Connection Establishment for Media Anchoring (CEMA) for the Message Session Relay Protocol (MSRP)
Note: This ballot was opened for revision 03 and is now closed.
(Gonzalo Camarillo) Yes
(Jari Arkko) No Objection
(Ron Bonica) No Objection
(Stewart Bryant) No Objection
(Ralph Droms) No Objection
(Wesley Eddy) No Objection
(Adrian Farrel) No Objection
(Stephen Farrell) (was Discuss) No Objection
Comment (2012-05-03 for -05)
Thanks for addressing my discuss points, I've cleared.
(Russ Housley) No Objection
(Pete Resnick) No Objection
Comment (2011-12-10 for -)
Section 3: "Support of the extension is optional." Do you mean "OPTIONAL"? "MSRP endpoints that support CEMA are required to use RFC 4975 behavior in cases where they detect that the CEMA extension cannot be enabled." Do you mean "REQUIRED"? Section 4.1: In the following cases, where there is a Middlebox in the network, the CEMA extension cannot be used... Do you mean "MUST NOT be used"? Section 4.2: When the offerer receives an SDP answer, if the MSRP media description of the SDP answer does not contain an SDP 'msrp-cema' attribute, the offerer MUST check the criteria below. If either or all of the criteria is met, the offerer MUST fallback to RFC 4975 behavior, by sending a new SDP offer according to the procedures in RFC 4975 and RFC 4976. This is mostly editorial, but since it involves 2119 language, I think it's worth fixing: The first MUST is redundant. If the offerer MUST do things based on the criteria, there is no need to say that you MUST check the criteria. (Also, "either" is the wrong word when there are more than two criteria. You meant "any".) Instead maybe: The offerer MUST fallback to RFC 4975 behavior, by sending a new SDP offer according to the procedures in RFC 4975 and RFC 4976, if it receives an SDP answer whose description does not contain an SDP 'msrp-cema' attribute, any of the following criteria are met: [1... 2... 3...] The new offer MUST NOT contain an SDP 'msrp-cema' attribute.

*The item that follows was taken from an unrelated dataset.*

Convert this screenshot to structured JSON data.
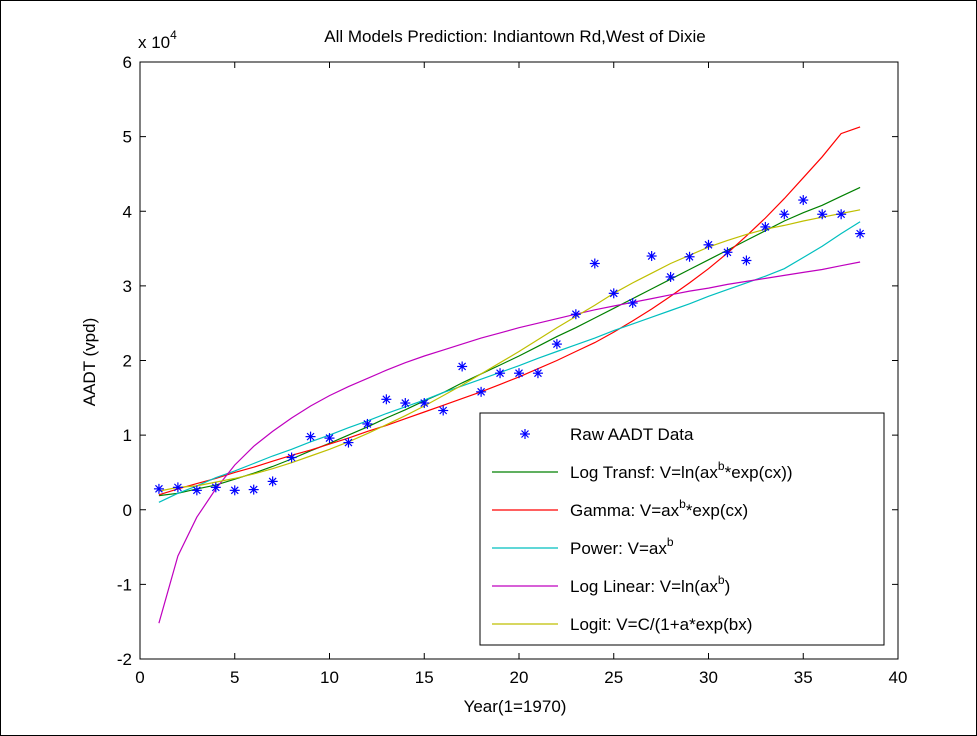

(Dan Romascanu) No Objection
(Peter Saint-Andre) (was Discuss) No Objection
It seems to me that the security considerations are somewhat underspecified, and I find the concept of a TLS B2BUA unsatisfying, but I will let folks from the security area comment on those aspects of the specification.
(Robert Sparks) (was Discuss) No Objection
(Sean Turner) (was Discuss) No Objection
Comment (2011-12-15 for -05)
s1: strike lawful intercept (I see Stephen made this a discuss otherwise I would have made it one too) s2: Fingerprint Based TLS AUthentication: r/self-signed TLS certificate/self-signed certificate r/fingerprint/fingerprint (i.e., a hash of the self-signed certificate) s2: Name Based TLS Authethication r/certificate authority/certification authority r/SubjectAltName parameter/SubjectAltName extension s3: r/Support of the extension is optional./ Support of the extension is OPTIONAL. s7.2: certificates are by definition public so I'm a little confused by the following: 1. TLS certificates together with support of interacting with a Certificate Management Service [RFC6072], to which it publishes the public version of its own self-signed certificate and from which it fetches on demand the public certificates of other endpoints. Maybe: 1. TLS certificates together with support of interacting with a Certificate Management Service [RFC6072], to which it publishes its self-signed certificate and from which it fetches on demand the self-signed certificates of other endpoints. s7.2: (Stephen caught this too) MIKEY-TICKET is a normative reference. s7.2: I share the same concerns Stephen has wrt the fingerprint authentication. s7.3: Probably worth a pointer to the SIP issues based on the following: Even with seemingly end-to-end media integrity, at the time of the publication of this document there are other vulnerabilities in MSRP, due to vulnerabilities in the SIP signaling.